Effet Streisand : Ce phénomène se produit lorsque la tentative de cacher, supprimer ou censurer une information a l’effet inverse, conduisant à une diffusion encore plus large de cette information. Il est souvent le résultat de l’attrait accru pour ce qui est perçu comme rare ou interdit.

L’Incertitude Motivante : Ce biais décrit la tendance des gens à être particulièrement engagés et intéressés lorsqu’ils ne sont pas tout à fait sûrs de pouvoir obtenir quelque chose, mais où il y a une possibilité claire de succès. L’incertitude quant à l’obtention d’une récompense rend cette récompense perçue comme plus rare et donc plus désirable.

l’Effet « Goal Gradient »: Alors que les individus progressent vers un objectif, la perception que l’objectif est à portée de main mais encore légèrement hors de portée peut exploiter le principe de rareté. L’imminence de la récompense la rend plus désirable et perçue comme plus précieuse parce qu’elle est rare et proche d’être obtenue.

Biais de cadrage : Ce principe stipule que les gens accordent plus de valeur aux opportunités qui semblent limitées ou rares. En cadrant une offre de manière à souligner sa rareté (par exemple, en disant qu’il ne reste que peu d’unités disponibles ou que l’offre est limitée dans le temps), on peut influencer la décision des gens en créant un sentiment d’urgence et de valeur accrue.

L’écart de cusriosité : Ce principe stipule que les gens attachent plus de valeur à quelque chose qui est perçu comme rare ou limité. En exploitant l’écart de curiosité, les informations sont souvent présentées de manière incomplète ou intrigante, créant un sentiment d’urgence ou de rareté de l’information. Les gens ressentent alors un besoin pressant de combler cette lacune d’information, ce qui les pousse à agir (comme cliquer sur un lien ou lire davantage).

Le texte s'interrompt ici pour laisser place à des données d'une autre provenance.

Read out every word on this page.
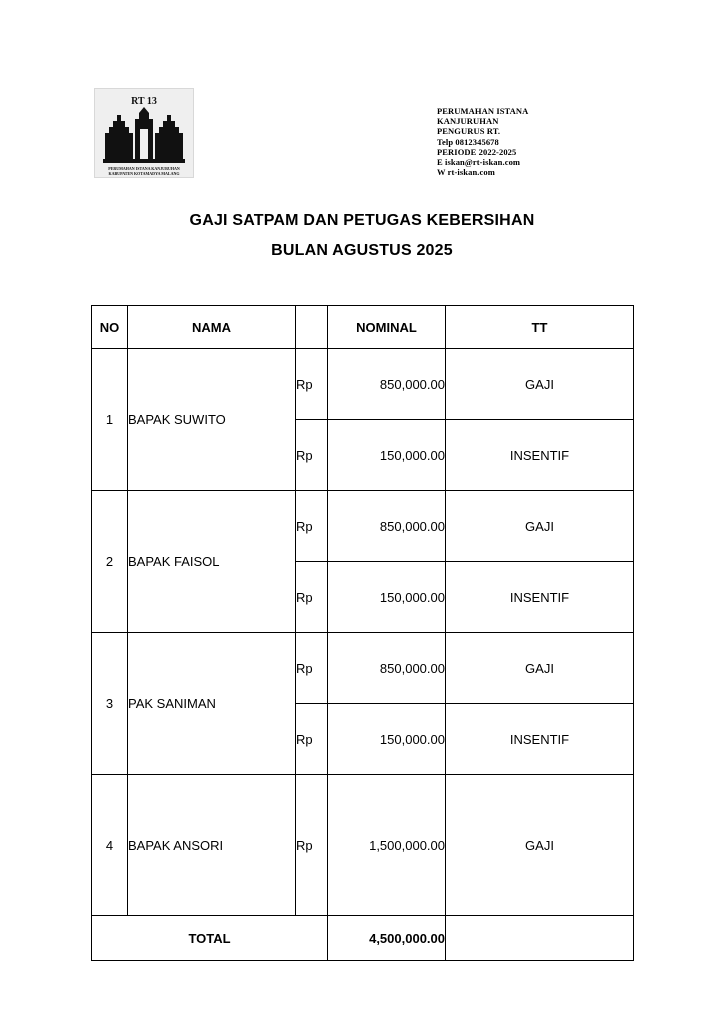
RT 13
PERUMAHAN ISTANA KANJURUHAN
KABUPATEN KOTAMADYA MALANG
PERUMAHAN ISTANA
KANJURUHAN
PENGURUS RT.
Telp 0812345678
PERIODE 2022-2025
E iskan@rt-iskan.com
W rt-iskan.com
GAJI SATPAM DAN PETUGAS KEBERSIHAN
BULAN AGUSTUS 2025
NO	NAMA		NOMINAL	TT
1	BAPAK SUWITO	Rp	850,000.00	GAJI
		Rp	150,000.00	INSENTIF
2	BAPAK FAISOL	Rp	850,000.00	GAJI
		Rp	150,000.00	INSENTIF
3	PAK SANIMAN	Rp	850,000.00	GAJI
		Rp	150,000.00	INSENTIF
4	BAPAK ANSORI	Rp	1,500,000.00	GAJI
TOTAL			4,500,000.00	
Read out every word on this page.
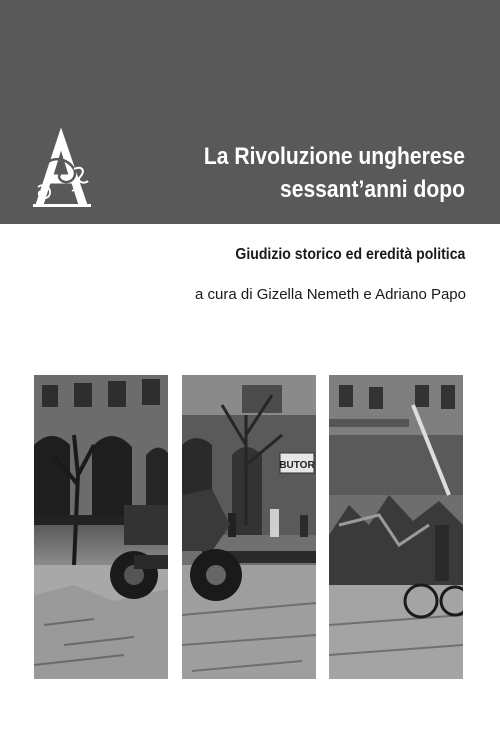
La Rivoluzione ungherese
sessant’anni dopo
Giudizio storico ed eredità politica
a cura di Gizella Nemeth e Adriano Papo
BUTOR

Pourquoi devez-vous les maîtriser et comment les utiliser pour augmenter vos ventes ?

 

Amélioriez votre force de persuasion : Comprendre les biais cognitifs vous permet d’adapter votre communication pour influencer efficacement les décisions d’achat des clients.

Augmentez vos ventes : En utilisant les biais cognitifs de manière stratégique, vous pouvez augmenter vos taux de conversion et générer plus de ventes.

Renforcez la confiance : En comprenant les mécanismes psychologiques derrière les décisions d’achat, vous pouvez établir une confiance accrue avec leurs clients en proposant des arguments convaincants et des offres pertinentes.

Différenciez vous de la concurrence : Maîtriser les biais cognitifs vous permet de vous démarquer en proposant des expériences d’achat plus engageantes et personnalisées, ce qui vous aide à vous positionner avantageusement sur le marché.

Optimisez votre communication marketing : vous pouvez créer des campagnes publicitaires plus efficaces en tenant compte des biais cognitifs, ce qui permet d’atteindre plus efficacement votre public cible et d’obtenir des résultats plus tangibles.

Les biais cognitifs sont de puissants outils dans l’arsenal du marketeur moderne.

En comprenant leur origine, leur fonctionnement et leur utilisation stratégique, vous pouvez donner à votre entreprise un avantage concurrentiel significatif.